2The Employer brought a preliminary motion arguing that the Union had not established a prima facie breach of the collective agreement. The parties asked that I issue a bottom-line decision in advance of a continuation date, with reasons to follow.
3The parties provided an agreed statement of fact for the purposes of the motion, in which they set out facts regarding the operation of the workplace. The Union’s particulars were also provided and assumed to be true for the purposes of this motion.
4The Employer argued that the Board does not have jurisdiction to review the reasonableness of its decision. They relied on a line of cases which holds that the GSB does not have jurisdiction to review the exercise of management rights unless the Employer's exercise of management rights results in the denial or abridgement of an employee’s right under the collective agreement or a statutory provision (Ontario Public Service Employees Union v Ontario (Ministry of the Environment) (Dobroff), [2008] O.G.S.B.A. No. 73; Ontario Public Service Employees Union v. Ontario (Ministry of Attorney General) (Difederico), [2009] O.G.S.B.A. No. 214; Ontario Public Service Employees Union v Ontario (Ministry of Transportation) (Brydges), 2014 CarswellOnt 16144; Ontario Public Service Employees Union v. Ontario (Ministry of Transportation) (Pozderka), [2016] O.G.S.B.A. No. 19).

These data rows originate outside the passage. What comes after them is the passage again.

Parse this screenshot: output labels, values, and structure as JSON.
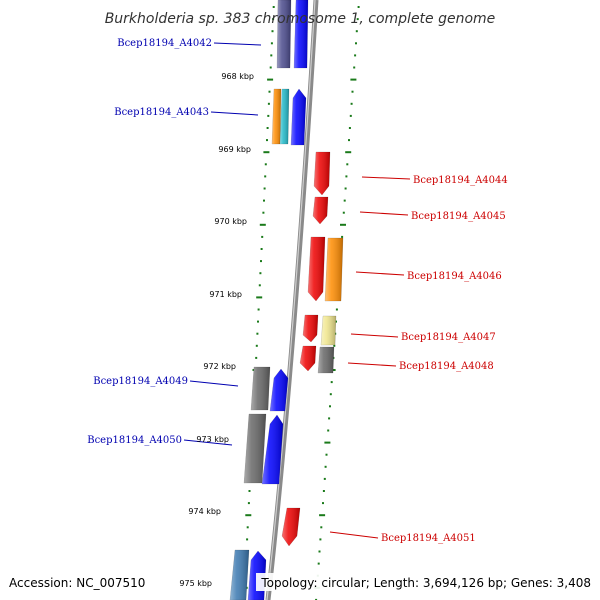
{
  "title": "Burkholderia sp. 383 chromosome 1, complete genome",
  "accession_text": "Accession: NC_007510",
  "topology_text": "Topology: circular; Length: 3,694,126 bp; Genes: 3,408",
  "colors": {
    "backbone": "#8a8a8a",
    "ruler_dots": "#1a7a1a",
    "label_forward": "#0000b0",
    "label_reverse": "#cc0000",
    "navy": "#4a4a8c",
    "blue": "#0000ff",
    "orange": "#ff8c00",
    "cyan": "#20b8c8",
    "red": "#ee0000",
    "yellow": "#f0e68c",
    "gray": "#666666",
    "steelblue": "#3a78b0"
  },
  "tick_labels": [
    "968 kbp",
    "969 kbp",
    "970 kbp",
    "971 kbp",
    "972 kbp",
    "973 kbp",
    "974 kbp",
    "975 kbp"
  ],
  "gene_labels": [
    {
      "text": "Bcep18194_A4042",
      "strand": "forward"
    },
    {
      "text": "Bcep18194_A4043",
      "strand": "forward"
    },
    {
      "text": "Bcep18194_A4044",
      "strand": "reverse"
    },
    {
      "text": "Bcep18194_A4045",
      "strand": "reverse"
    },
    {
      "text": "Bcep18194_A4046",
      "strand": "reverse"
    },
    {
      "text": "Bcep18194_A4047",
      "strand": "reverse"
    },
    {
      "text": "Bcep18194_A4048",
      "strand": "reverse"
    },
    {
      "text": "Bcep18194_A4049",
      "strand": "forward"
    },
    {
      "text": "Bcep18194_A4050",
      "strand": "forward"
    },
    {
      "text": "Bcep18194_A4051",
      "strand": "reverse"
    }
  ]
}
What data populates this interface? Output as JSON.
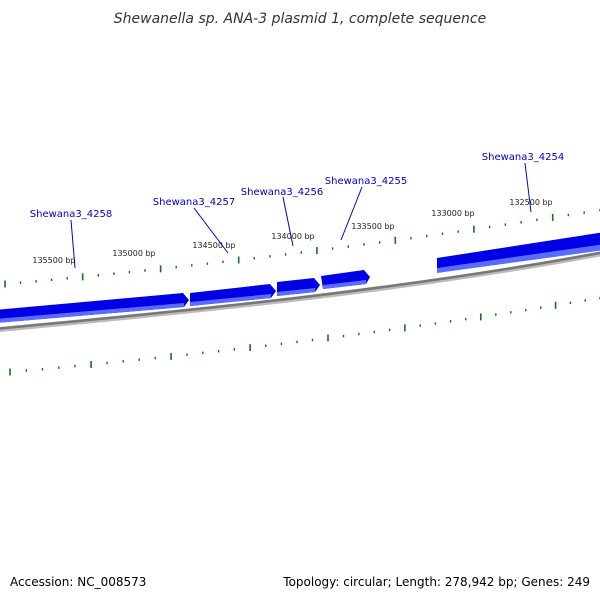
{
  "title": "Shewanella sp. ANA-3 plasmid 1, complete sequence",
  "footer": {
    "accession": "Accession: NC_008573",
    "summary": "Topology: circular; Length: 278,942 bp; Genes: 249"
  },
  "colors": {
    "gene_fill": "#0000e6",
    "gene_highlight": "#5a6cff",
    "backbone": "#777777",
    "tick": "#117711",
    "gene_label": "#0000cc",
    "leader_line": "#0000cc"
  },
  "genes": [
    {
      "label": "Shewana3_4254",
      "strand": "forward"
    },
    {
      "label": "Shewana3_4255",
      "strand": "forward"
    },
    {
      "label": "Shewana3_4256",
      "strand": "forward"
    },
    {
      "label": "Shewana3_4257",
      "strand": "forward"
    },
    {
      "label": "Shewana3_4258",
      "strand": "forward"
    }
  ],
  "position_labels": [
    "132500 bp",
    "133000 bp",
    "133500 bp",
    "134000 bp",
    "134500 bp",
    "135000 bp",
    "135500 bp"
  ]
}
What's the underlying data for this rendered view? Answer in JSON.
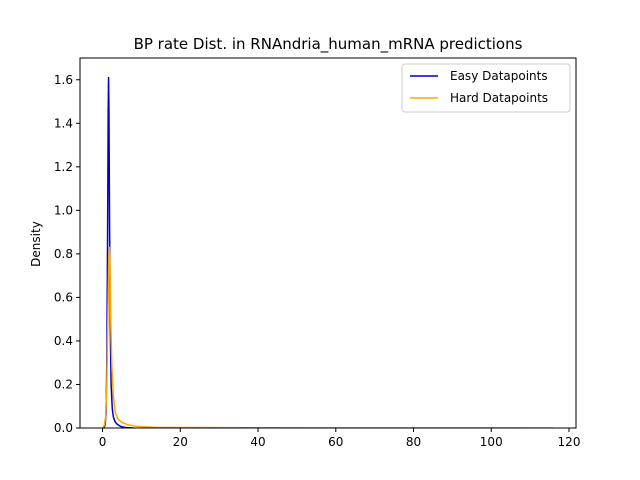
{
  "chart_data": {
    "type": "line",
    "title": "BP rate Dist. in RNAndria_human_mRNA predictions",
    "xlabel": "",
    "ylabel": "Density",
    "xlim": [
      -5.8,
      121.8
    ],
    "ylim": [
      0,
      1.7
    ],
    "xticks": [
      0,
      20,
      40,
      60,
      80,
      100,
      120
    ],
    "yticks": [
      0.0,
      0.2,
      0.4,
      0.6,
      0.8,
      1.0,
      1.2,
      1.4,
      1.6
    ],
    "xtick_labels": [
      "0",
      "20",
      "40",
      "60",
      "80",
      "100",
      "120"
    ],
    "ytick_labels": [
      "0.0",
      "0.2",
      "0.4",
      "0.6",
      "0.8",
      "1.0",
      "1.2",
      "1.4",
      "1.6"
    ],
    "grid": false,
    "legend_position": "upper-right",
    "series": [
      {
        "name": "Easy Datapoints",
        "color": "#0000cc",
        "x": [
          0.2,
          0.6,
          0.9,
          1.1,
          1.3,
          1.45,
          1.55,
          1.65,
          1.8,
          2.0,
          2.2,
          2.5,
          2.8,
          3.2,
          3.6,
          4.2,
          5.0,
          6.0,
          8.0
        ],
        "y": [
          0.0,
          0.01,
          0.06,
          0.3,
          0.9,
          1.45,
          1.61,
          1.45,
          0.95,
          0.45,
          0.2,
          0.09,
          0.05,
          0.03,
          0.02,
          0.012,
          0.005,
          0.002,
          0.0
        ]
      },
      {
        "name": "Hard Datapoints",
        "color": "#ffa500",
        "x": [
          0.0,
          0.4,
          0.8,
          1.1,
          1.4,
          1.6,
          1.75,
          1.9,
          2.1,
          2.4,
          2.8,
          3.3,
          4.0,
          5.0,
          6.5,
          8.0,
          10.0,
          14.0,
          20.0,
          40.0,
          60.0,
          80.0,
          100.0,
          116.0
        ],
        "y": [
          0.0,
          0.01,
          0.05,
          0.2,
          0.55,
          0.78,
          0.83,
          0.74,
          0.5,
          0.28,
          0.14,
          0.07,
          0.04,
          0.025,
          0.015,
          0.01,
          0.006,
          0.003,
          0.002,
          0.001,
          0.0008,
          0.0006,
          0.0004,
          0.0
        ]
      }
    ]
  }
}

5The decision to send an employee home on unpaid leave engages her rights under the collective agreement, including the provisions relating to hours of work which include a guarantee of hours.

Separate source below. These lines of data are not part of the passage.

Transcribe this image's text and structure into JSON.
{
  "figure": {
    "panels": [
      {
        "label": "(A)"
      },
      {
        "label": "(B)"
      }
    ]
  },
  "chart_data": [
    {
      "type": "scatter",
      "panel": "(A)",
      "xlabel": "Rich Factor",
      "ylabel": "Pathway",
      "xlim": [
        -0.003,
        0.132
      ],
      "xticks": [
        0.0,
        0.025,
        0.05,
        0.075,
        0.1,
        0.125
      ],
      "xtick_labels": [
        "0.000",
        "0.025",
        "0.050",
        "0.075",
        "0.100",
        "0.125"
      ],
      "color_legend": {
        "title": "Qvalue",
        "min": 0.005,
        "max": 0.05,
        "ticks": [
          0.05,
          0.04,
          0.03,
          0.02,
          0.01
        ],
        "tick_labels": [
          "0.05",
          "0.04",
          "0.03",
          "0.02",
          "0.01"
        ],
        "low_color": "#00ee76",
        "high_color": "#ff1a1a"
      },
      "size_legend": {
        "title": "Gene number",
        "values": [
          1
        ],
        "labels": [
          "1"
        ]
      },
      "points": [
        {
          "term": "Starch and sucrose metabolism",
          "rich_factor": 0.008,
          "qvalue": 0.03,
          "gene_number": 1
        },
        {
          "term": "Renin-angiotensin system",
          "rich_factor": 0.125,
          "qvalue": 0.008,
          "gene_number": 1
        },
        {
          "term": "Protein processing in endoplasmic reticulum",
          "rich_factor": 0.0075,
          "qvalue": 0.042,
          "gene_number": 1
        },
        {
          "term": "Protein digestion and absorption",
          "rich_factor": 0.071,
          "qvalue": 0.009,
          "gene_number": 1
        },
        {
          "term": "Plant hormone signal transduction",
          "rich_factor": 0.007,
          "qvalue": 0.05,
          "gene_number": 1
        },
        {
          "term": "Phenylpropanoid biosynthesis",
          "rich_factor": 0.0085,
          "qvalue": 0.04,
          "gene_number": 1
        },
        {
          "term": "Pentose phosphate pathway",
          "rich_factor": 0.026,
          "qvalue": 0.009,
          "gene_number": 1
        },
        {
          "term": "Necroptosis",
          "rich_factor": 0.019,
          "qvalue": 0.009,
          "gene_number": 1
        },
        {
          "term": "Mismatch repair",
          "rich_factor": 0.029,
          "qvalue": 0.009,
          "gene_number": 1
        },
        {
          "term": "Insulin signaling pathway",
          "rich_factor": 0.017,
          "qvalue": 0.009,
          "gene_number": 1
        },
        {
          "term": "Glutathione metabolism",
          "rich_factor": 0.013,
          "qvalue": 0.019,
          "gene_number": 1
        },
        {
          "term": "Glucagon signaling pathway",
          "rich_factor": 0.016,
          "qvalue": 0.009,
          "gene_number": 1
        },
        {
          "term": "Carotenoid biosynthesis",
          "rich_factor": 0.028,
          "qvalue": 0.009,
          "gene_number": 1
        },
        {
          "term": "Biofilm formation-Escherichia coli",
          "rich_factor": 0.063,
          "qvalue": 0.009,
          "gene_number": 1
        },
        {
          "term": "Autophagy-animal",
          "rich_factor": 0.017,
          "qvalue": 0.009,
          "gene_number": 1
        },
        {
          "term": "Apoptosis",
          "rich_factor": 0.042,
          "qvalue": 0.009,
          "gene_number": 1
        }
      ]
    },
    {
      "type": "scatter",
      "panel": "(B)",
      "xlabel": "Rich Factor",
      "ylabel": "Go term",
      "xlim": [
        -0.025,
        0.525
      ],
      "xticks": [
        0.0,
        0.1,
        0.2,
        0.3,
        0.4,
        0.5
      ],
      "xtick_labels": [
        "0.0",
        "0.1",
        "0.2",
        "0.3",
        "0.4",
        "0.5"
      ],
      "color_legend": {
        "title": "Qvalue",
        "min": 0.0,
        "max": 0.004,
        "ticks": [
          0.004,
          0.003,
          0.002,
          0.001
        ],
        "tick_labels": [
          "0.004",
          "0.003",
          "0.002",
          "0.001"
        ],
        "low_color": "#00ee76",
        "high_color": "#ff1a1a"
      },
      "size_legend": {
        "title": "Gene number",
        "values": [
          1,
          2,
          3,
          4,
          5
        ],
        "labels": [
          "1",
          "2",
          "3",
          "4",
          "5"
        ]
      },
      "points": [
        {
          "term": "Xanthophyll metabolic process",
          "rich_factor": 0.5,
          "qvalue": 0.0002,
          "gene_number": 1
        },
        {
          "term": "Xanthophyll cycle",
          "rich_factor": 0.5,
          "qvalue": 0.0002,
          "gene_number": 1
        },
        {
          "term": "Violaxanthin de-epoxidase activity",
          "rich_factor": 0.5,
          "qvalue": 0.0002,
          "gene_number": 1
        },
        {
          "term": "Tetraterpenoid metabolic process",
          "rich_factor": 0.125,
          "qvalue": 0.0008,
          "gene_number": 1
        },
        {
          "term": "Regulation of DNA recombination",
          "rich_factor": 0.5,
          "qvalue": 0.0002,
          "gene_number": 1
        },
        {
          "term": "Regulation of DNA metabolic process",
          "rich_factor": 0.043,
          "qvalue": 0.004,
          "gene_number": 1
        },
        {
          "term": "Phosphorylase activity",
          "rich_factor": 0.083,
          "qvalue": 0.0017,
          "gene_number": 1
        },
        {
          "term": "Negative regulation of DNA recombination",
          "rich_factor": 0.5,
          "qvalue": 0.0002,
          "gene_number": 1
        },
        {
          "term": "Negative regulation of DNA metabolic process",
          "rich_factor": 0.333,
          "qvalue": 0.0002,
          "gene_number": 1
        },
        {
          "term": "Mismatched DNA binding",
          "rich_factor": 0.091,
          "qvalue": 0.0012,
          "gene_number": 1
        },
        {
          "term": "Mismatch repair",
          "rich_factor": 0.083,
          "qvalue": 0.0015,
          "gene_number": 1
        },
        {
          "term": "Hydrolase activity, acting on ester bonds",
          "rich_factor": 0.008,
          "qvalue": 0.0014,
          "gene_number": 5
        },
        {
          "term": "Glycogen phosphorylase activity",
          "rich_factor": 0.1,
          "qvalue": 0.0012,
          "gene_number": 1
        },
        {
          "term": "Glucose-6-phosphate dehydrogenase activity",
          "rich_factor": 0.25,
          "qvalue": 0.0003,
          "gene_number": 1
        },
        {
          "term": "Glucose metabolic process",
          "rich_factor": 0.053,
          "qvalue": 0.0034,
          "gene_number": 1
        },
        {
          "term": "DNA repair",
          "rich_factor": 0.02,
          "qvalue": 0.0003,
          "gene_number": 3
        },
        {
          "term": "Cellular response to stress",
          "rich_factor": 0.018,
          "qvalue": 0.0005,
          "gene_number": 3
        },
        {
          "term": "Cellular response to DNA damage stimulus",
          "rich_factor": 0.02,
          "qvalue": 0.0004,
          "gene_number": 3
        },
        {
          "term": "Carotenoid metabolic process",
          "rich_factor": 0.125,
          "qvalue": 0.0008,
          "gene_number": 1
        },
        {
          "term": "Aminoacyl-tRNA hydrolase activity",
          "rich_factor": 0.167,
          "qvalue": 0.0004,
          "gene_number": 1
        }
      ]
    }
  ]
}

6However, I find that the facts of the case, as pled by the parties, and assumed to be true are not capable of establishing a violation of the collective agreement. Though the Union pointed to facts that some employees worked from an alternate location, there are no facts to support the Union’s contention that the decision not to allow the Grievor to do so was unreasonable. The agreed facts, which are accepted by the parties to be true, include explanations as to why others were allowed, in some circumstances, to work off-site. The Employer asserted these facts would form the basis of their evidence of the rationale for their decisions. The Union noted that it had no evidence to contradict that rationale. They stated only that they wished to cross-examine the decision maker, but could not point to any evidence, circumstantial or direct, that would serve to impeach the Employer’s rationale, and thereby meet their onus of establishing that the decision was unreasonable.
7The grievance is therefore dismissed.
8I have provided this bottom line decision with brief reasons as requested by the parties. If either party seeks more fulsome reasons, they may make such a request within 7 days of this decision.
Dated at Toronto, Ontario this 5th day of May 2023.